Le P.  Chauchetière y fait deux allusions dans l’Avant-propos de son livre. La première regarde ses écrits : « Les raisons que j’avais de parler, dit-il, étaient une semonce puissante et une inspiration très forte d’éclater et de ne retenir pas dans les ténèbres et dans le silence une vérité qui mériterait d’être publiée par toute la terre. » La seconde se rapporte au portrait de la défunte et autres images pieuses qu’on lui demandait de peindre. Il écrit : « Je résolus de prendre un milieu qui m’a paru une invention de Catherine même, laquelle me porta dans une vision à faire des peintures pour l’instruction des sauvages et à m’en servir pour exhorter ceux et celles qu’elle voulait attirer au ciel après elle. »

La première de ces deux apparitions eut lieu un an après la mort de Catherine, le 1er juillet 1681 ; la seconde, le 21 avril de l’année suivante. Catherine apparut avec le même éclat, la même beauté, avec cette particularité en plus : dans l’un et l’autre cas, le Père entendit distinctement ces paroles : Inspice et fac secundum exemplar, regarde, et copie ce modèle.

Il ne fallait pas moins que cette « semonce » réitérée pour déterminer le Père à l’action. Il hésitait, commençait, puis abandonnait tout. Mais les scrupules le prenaient. Il comprit enfin qu’il n’aurait de repos qu’en obéissant à la bienheureuse.

Il débuta par un tableau des peines de l’enfer, lequel plut extrêmement aux sauvages et même aux missionnaires. « Cela me donna courage, écrit-il, pour entreprendre le portrait de Catherine, qui était l’unique peinture que je souhaitais faire, pour accomplir ce qui m’avait été si fort inspiré, pour ma consolation et pour celle des autres. »

Au reste, il ne se faisait aucune illusion sur son talent de portraitiste. « Je m’y appliquai, avoue-t-il, voyant que je n’avais pas d’autre personne à qui je pusse m’adresser qu’à moi-même. »

Cette modestie était bien à sa place. Car un portrait est une tout autre affaire qu’une scène d’enfer. Le portrait était assez quelconque, au dire du P. Cholenec dans sa relation latine : depinxit itaque quoquo modo. Il ajoute que d’autres furent faits sur du papier et mal, papyraceae et male pictae. Et pourtant, reprend-il, — et c’est à quoi nous voulions en venir — ces feuilles volantes eurent partout un succès prodigieux, on ne pouvait suffire aux demandes, on se les disputait, on les conservait avec le plus grand soin. C’est qu’elles opéraient des merveilles. Le P. Cholenec nous dit qu’il suffisait parfois de les poser sur la tête des malades, pour les ramener à la santé.

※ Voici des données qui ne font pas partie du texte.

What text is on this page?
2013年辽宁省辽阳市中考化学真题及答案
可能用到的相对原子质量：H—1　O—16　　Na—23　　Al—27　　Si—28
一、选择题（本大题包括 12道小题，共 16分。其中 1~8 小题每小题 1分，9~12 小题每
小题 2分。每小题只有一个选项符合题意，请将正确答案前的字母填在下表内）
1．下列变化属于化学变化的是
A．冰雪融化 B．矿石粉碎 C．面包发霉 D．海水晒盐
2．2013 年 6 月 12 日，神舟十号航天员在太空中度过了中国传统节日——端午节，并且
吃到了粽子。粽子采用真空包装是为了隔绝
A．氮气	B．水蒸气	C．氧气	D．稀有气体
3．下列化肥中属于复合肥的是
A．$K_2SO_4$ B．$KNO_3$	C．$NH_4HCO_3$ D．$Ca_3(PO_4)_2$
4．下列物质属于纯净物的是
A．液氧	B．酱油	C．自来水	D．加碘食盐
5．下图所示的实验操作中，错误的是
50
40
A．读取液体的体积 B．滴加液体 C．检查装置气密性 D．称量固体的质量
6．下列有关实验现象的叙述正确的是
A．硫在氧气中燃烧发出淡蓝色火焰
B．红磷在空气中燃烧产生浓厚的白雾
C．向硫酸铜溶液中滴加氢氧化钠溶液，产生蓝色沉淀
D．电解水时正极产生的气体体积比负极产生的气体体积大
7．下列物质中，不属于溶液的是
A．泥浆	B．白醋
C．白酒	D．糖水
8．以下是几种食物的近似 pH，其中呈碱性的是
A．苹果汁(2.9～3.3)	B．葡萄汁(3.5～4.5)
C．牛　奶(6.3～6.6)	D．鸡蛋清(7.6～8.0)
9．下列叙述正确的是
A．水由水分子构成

Et puis ces images représentaient la bonne Catherine, et cela seul eût suffi à les rendre inestimables.

À ces petites représentations de la sainte, le P. Chauchetière voulut ajouter un tableau de grande dimension, que l’on pût exposer à la vénération des fidèles[1]. Il composa en même temps un court abrégé de sa vie et de ses vertus, ainsi que des prodiges qui déjà se multipliaient à son tombeau et ailleurs.

Les deux chapitres suivants vont nous en donner le récit.

  1. On conserve à Caughnawaga une toile très ancienne. Est-ce celle du P. Chauchetière ou une reproduction ? Nous ne saurions dire. Aucun écrit n’est là pour résoudre la question.